Although families across the region are already navigating more severe weather patterns, this cannot be blamed on the Albertine crude itself — at least not yet. The fossil fuel industry accounts for roughly 70 percent of global greenhouse gas emissions, but Uganda’s oil remains landlocked, pending construction of the proposed East Africa Crude Oil Pipeline (EACOP). Inland exploration has been disruptive but not yet profitable.
It is unclear when the oil will start to flow to international markets. Work on the pipeline, which would extend from Lake Albert, around Lake Victoria, to Tanga port in Tanzania, was recently suspended. If completed, the project would become the world’s longest heated pipeline in one of the most ecologically diverse regions in Africa. The pipeline would threaten a variety of species, including elephants, and would likely undermine the region’s tourism sector. Moreover, construction would require even more families to vacate their houses and farms.
Despite the risks, officials are looking to salvage the project, especially given its political importance to government leaders. Following the suspension this September, President Museveni promised oil production within two years. This work hiatus can provide time and space to take a different path.
At a minimum, a different path means pushing for democratic participation and recognizing the value of decisions informed by local knowledge and demands. It also means recognizing the real threats to economic justice, rights, and health. Compensation and resettlement processes can be hijacked by those with access and money looking to profit from speculative land buying. At the very worst, an oil spill near Lake Victoria would prove disastrous for the millions that rely on its watershed.
If governments, companies, and investors proceed with business as usual, families along the EACOP route will likely face rights violations, food scarcity, and a fate similar to those now living in Kyakaboga. Instead, corporate and political power brokers in East Africa — and further afield — must try to open all political avenues for people to shape their environmental trajectory, or, at the very least, escape climate catastrophe.

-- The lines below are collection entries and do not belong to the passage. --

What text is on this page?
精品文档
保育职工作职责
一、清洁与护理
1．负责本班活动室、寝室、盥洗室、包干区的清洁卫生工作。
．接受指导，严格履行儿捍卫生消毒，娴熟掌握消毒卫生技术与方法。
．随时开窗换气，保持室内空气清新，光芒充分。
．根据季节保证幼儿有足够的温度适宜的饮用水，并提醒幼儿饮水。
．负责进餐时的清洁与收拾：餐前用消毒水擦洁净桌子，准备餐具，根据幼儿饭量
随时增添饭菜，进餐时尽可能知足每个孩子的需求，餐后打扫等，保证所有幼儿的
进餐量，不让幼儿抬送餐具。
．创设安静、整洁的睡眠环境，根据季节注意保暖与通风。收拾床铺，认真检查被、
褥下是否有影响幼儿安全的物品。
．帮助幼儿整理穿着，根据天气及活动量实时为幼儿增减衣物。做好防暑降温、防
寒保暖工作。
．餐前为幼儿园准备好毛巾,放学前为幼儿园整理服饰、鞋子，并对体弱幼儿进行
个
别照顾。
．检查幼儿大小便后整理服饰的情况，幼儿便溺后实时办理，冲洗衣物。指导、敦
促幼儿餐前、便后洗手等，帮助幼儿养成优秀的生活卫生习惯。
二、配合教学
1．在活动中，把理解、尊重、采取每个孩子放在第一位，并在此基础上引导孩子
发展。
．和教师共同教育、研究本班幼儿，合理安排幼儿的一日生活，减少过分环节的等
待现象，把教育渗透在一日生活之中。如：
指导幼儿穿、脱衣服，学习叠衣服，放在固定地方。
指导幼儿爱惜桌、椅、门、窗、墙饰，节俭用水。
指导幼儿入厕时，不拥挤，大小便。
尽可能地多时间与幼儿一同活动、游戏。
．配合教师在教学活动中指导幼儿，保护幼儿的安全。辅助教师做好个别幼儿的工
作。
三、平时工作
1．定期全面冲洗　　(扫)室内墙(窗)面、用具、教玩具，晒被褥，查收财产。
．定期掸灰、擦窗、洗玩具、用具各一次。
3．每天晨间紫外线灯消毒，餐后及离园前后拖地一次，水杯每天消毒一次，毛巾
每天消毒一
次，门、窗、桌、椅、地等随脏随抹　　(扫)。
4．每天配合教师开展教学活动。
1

Expedited, top-down decision-making on pipelines and development projects without concern for local realities will prove costly for all of us.
What is bad for democracy is also bad, if not worse, for the climate. Human rights advocates everywhere need to start linking their work to climate activism and companies need to get serious about the human cost of their environmental legacies. If Kyakaboga offers any lesson, sidestepping participation and silencing civic voices, particularly in poor communities, will only push us further down the path to climate apartheid.
Andrew Bogrand is a Senior Communications Advisor at Oxfam America.